Don’t leave mumsnet! You’ll need support over the next phase of your life and so many of us have direct experience in dealing with people like your ex. The fact that most of us are women too will help you to see that normal women don’t think the way your ex does, we’re far better able to call her bs out than you if you’re entrenched.

This is the beginning of the rest of your lives, don’t encourage contact between your ex and dd. She’ll be better off without her

And as for those who have a pop about not replacing her mother - why the fuck not? She’s evil and will harm this child for fun.

Fuck her! If the child gets a better female figure in her life - all good! Countless numbers of us have sperm donor dads for our dc, if there’s a decent stepdad to assume male role model, where is the harm?

Watchingthyme · 04/08/2019 14:03

You’ll definitely need more support. At some point she will come back. Of that there’s no doubt.

They always come back, as you have experienced

You really need to get some therapy for it all to try and unpick what’s happened so you don’t go back.

Grumpelstilskin · 04/08/2019 16:13

There is something about this entire thread that does not sit right at all. Of course, there are both male and female narcissists. If this is a genuine post then I wish the OP luck with moving on. But my gut feeling just keeps screaming out, reading all of the humble bragging bits. OP’s posts are just a bit too faux humble and saint-like and it just all really reads a bit too OTT. I am probably an old cynical moo but I have come across some truly manipulative shysters in my life and I have this really strong feeling that OP is actually the manipulative narcissist in this entire story. He just bandies all of these terms around so freely and easily, is far too well versed with the psychobabble, lapping up the support and the attention. He may have even cast out a few baits for some sympathetic single Mumsnetters... OP almost appears to be gloating that 95% of people on his thread bought his tale of woe and is bristling with indignation about some posters sussing him out. I am very worried for his ex and hope she will stay away because I got a really strong feeling that roles are truly inverted and that OP is a particularly manipulative version of the ‘Sensitive Man’ described so aptly by Lundy Bancroft. Far from being the victim, I get this very strong sense that OP is a master manipulator and so adept at gaslighting that he has done such a number on this woman and probably on her DD. In fact, I get the feeling that the DD is the pawn here and has been used to get his ex to come back a couple of times after managing to break free. And far from also being a narcissist, I reckon that the mother of his ex, actually had him sussed and he is full of narcissistic rage that she won’t buy his psychobabble and probably tries to protect her daughter. Reading this made me shudder. I wonder if his ex is on MN and he is taunting, baiting and still trying to emotionally abuse her by coming on here with his twisted version.

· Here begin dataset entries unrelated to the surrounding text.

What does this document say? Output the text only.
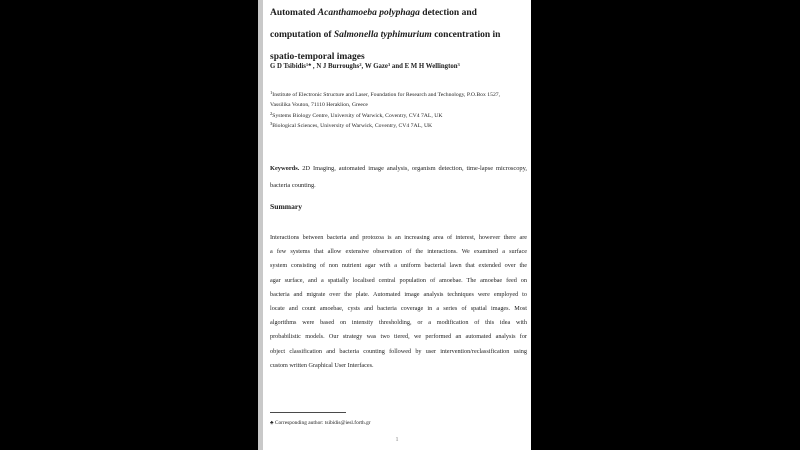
Automated Acanthamoeba polyphaga detection and
computation of Salmonella typhimurium concentration in
spatio-temporal images
G D Tsibidis$^{1♣}$ , N J Burroughs$^2$, W Gaze$^3$ and E M H Wellington$^3$
$^1$Institute of Electronic Structure and Laser, Foundation for Research and Technology, P.O.Box 1527,
Vassilika Vouton, 71110 Heraklion, Greece
$^2$Systems Biology Centre, University of Warwick, Coventry, CV4 7AL, UK
$^3$Biological Sciences, University of Warwick, Coventry, CV4 7AL, UK
Keywords. 2D Imaging, automated image analysis, organism detection, time-lapse microscopy, bacteria counting.
Summary
Interactions between bacteria and protozoa is an increasing area of interest, however there are
a few systems that allow extensive observation of the interactions. We examined a surface
system consisting of non nutrient agar with a uniform bacterial lawn that extended over the
agar surface, and a spatially localised central population of amoebae. The amoebae feed on
bacteria and migrate over the plate. Automated image analysis techniques were employed to
locate and count amoebae, cysts and bacteria coverage in a series of spatial images. Most
algorithms were based on intensity thresholding, or a modification of this idea with
probabilistic models. Our strategy was two tiered, we performed an automated analysis for
object classification and bacteria counting followed by user intervention/reclassification using
custom written Graphical User Interfaces.
♣ Corresponding author: tsibidis@iesl.forth.gr
1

blankstares · 04/08/2019 16:14

Don't leave because of a few posters. There will always be people who disagree but the marjority will support you!

Sometimes I think men on MN can't win. Even when there is a seemingly nice and responsible man/father who posts for advice you get a few people who want to put you down. I would just ignore them. If it was the other way around they would be slagging off the husband in an instant. Please do stay and get support from those that do want to hear your story!

blankstares · 04/08/2019 16:16

Grumple - I bet you wouldn't be saying that or even letting it cross your mind if OP was a woman!

Grumpelstilskin · 04/08/2019 16:26

Yes and no. I have met a few of his ilk and there is something quite typical about the whole mannerism of a very manipulative man. I have reported my concerns about this.